Chapter 3
Biomedical Big Data - CHIMeRA project
Every second a large quantity of data are produced and shared along the Internet and web-pages. Data are collected by social networks, chat messages, video streaming and images. Everyone, in fact, can easily create new data sources and share or put them in Internet pages. The growth of these data is not limited to multimedia data but it involves many different fields. This is one of the most important features of the contemporary time, the so-called Big Data era: this huge volume of data has created a new field in data processing which is called Big Data Analytics that nowadays has positioned among the top ten strategic technologies (Gartner Research, 2012).

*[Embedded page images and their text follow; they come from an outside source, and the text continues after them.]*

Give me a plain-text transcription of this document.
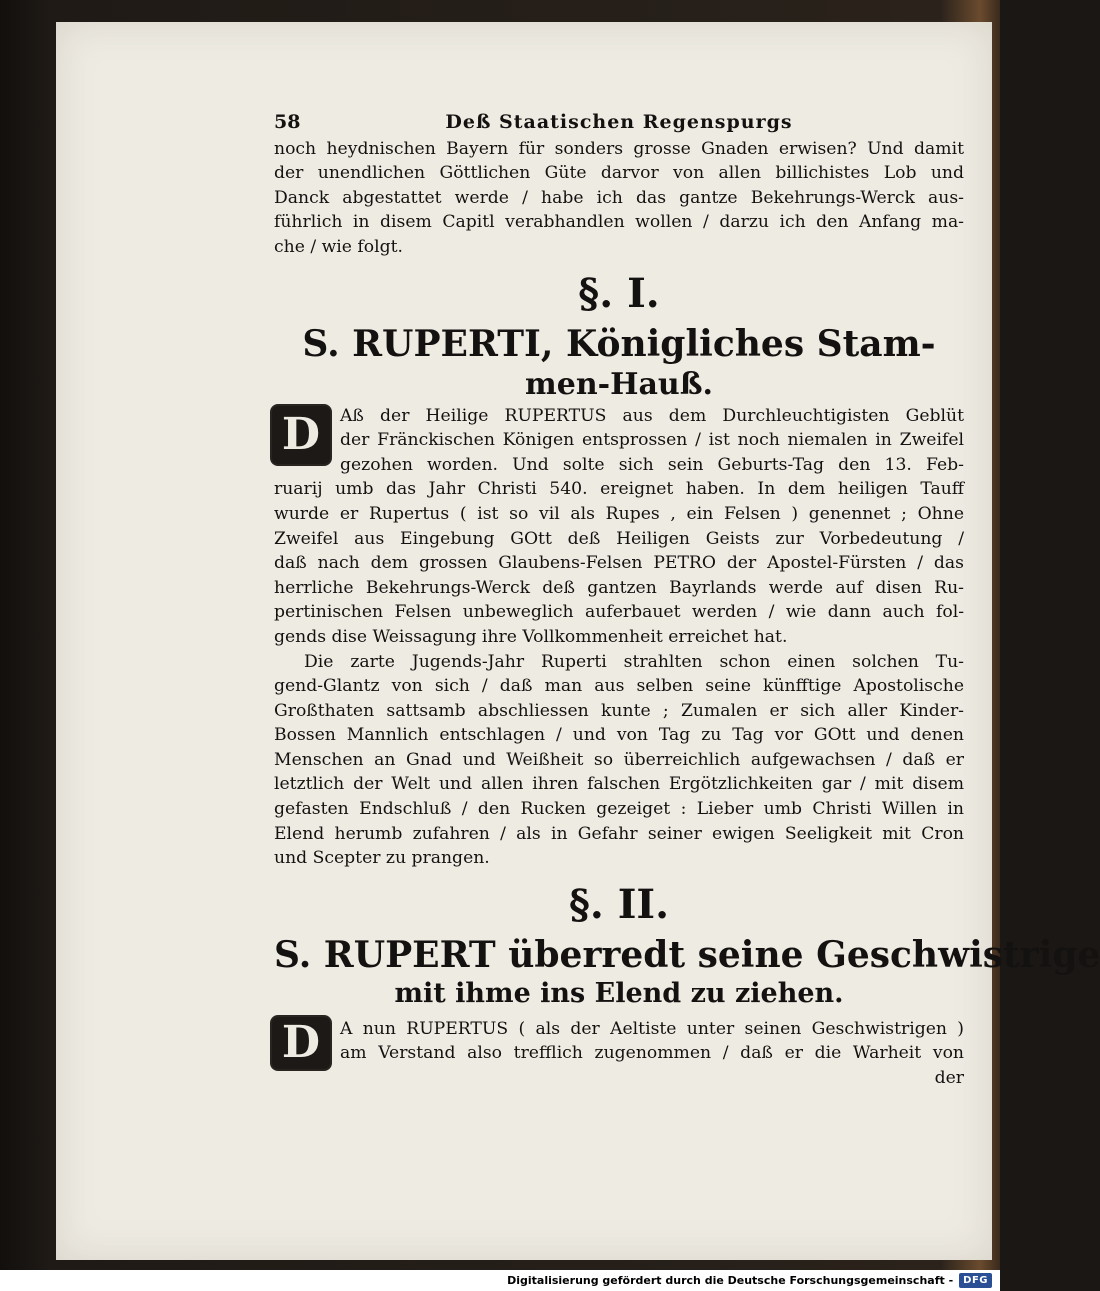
58	Deß Staatischen Regenspurgs
noch heydnischen Bayern für sonders grosse Gnaden erwisen? Und damit
der unendlichen Göttlichen Güte darvor von allen billichistes Lob und
Danck abgestattet werde / habe ich das gantze Bekehrungs-Werck aus-
führlich in disem Capitl verabhandlen wollen / darzu ich den Anfang ma-
che / wie folgt.
§. I.
S. RUPERTI, Königliches Stam-
men-Hauß.
D	Aß der Heilige RUPERTUS aus dem Durchleuchtigisten Geblüt
der Fränckischen Königen entsprossen / ist noch niemalen in Zweifel
gezohen worden. Und solte sich sein Geburts-Tag den 13. Feb-
ruarij umb das Jahr Christi 540. ereignet haben. In dem heiligen Tauff
wurde er Rupertus ( ist so vil als Rupes , ein Felsen ) genennet ; Ohne
Zweifel aus Eingebung GOtt deß Heiligen Geists zur Vorbedeutung /
daß nach dem grossen Glaubens-Felsen PETRO der Apostel-Fürsten / das
herrliche Bekehrungs-Werck deß gantzen Bayrlands werde auf disen Ru-
pertinischen Felsen unbeweglich auferbauet werden / wie dann auch fol-
gends dise Weissagung ihre Vollkommenheit erreichet hat.
Die zarte Jugends-Jahr Ruperti strahlten schon einen solchen Tu-
gend-Glantz von sich / daß man aus selben seine künfftige Apostolische
Großthaten sattsamb abschliessen kunte ; Zumalen er sich aller Kinder-
Bossen Mannlich entschlagen / und von Tag zu Tag vor GOtt und denen
Menschen an Gnad und Weißheit so überreichlich aufgewachsen / daß er
letztlich der Welt und allen ihren falschen Ergötzlichkeiten gar / mit disem
gefasten Endschluß / den Rucken gezeiget : Lieber umb Christi Willen in
Elend herumb zufahren / als in Gefahr seiner ewigen Seeligkeit mit Cron
und Scepter zu prangen.
§. II.
S. RUPERT überredt seine Geschwistrige
mit ihme ins Elend zu ziehen.
D	A nun RUPERTUS ( als der Aeltiste unter seinen Geschwistrigen )
am Verstand also trefflich zugenommen / daß er die Warheit von
der
Digitalisierung gefördert durch die Deutsche Forschungsgemeinschaft -	DFG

It is still difficult to provide a definition of what exactly are the Big Data and we can find many slight different nomenclatures and categories which aim to formulate it. Moreover, Big Data does not define a particular data type but more than we normally think sources can be labeled as it. The International Journal of Computer Applications defined them as “[…] a collection of large and complex datasets that cannot be processed and analyzed using traditional computing techniques. It is not a single technique or a tool, rather it involves many areas of business and technology”. This definition certainly involves many aspects of Big Data processing but it does not provide any definition about their nature. Moreover, it is easy to identify them as “big” and thus difficult to analyze, but they are all around us every day and just using the Internet connection every smart-phone or laptop can extract and visualize our web queries so could be not properly correct to define them in this way. However, it is sure that standard computing techniques have to be reviewed to face this vast amount of data and a even more important attention has to be payed on the implementation of algorithms.
While a global definition of them is evidently difficult, we can provide a description of them using some of their “essential” features. One of the most common and used set of labels for this purpose is given by the so-called 5 V’s of Big Data: volume, velocity, variety, veracity and value. Despite the first twos are quite obvious (the Big Data are certainly big in volume and they are produced very fast), the remaining three need a particular attention. We have already treated problems about the volume of data (ref. Chapter 1) and the need of very fast processing and algorithmic optimizations (ref. Chapter 2) so in this chapter we want to focus on the remaining three characteristics of Big Data Analytics.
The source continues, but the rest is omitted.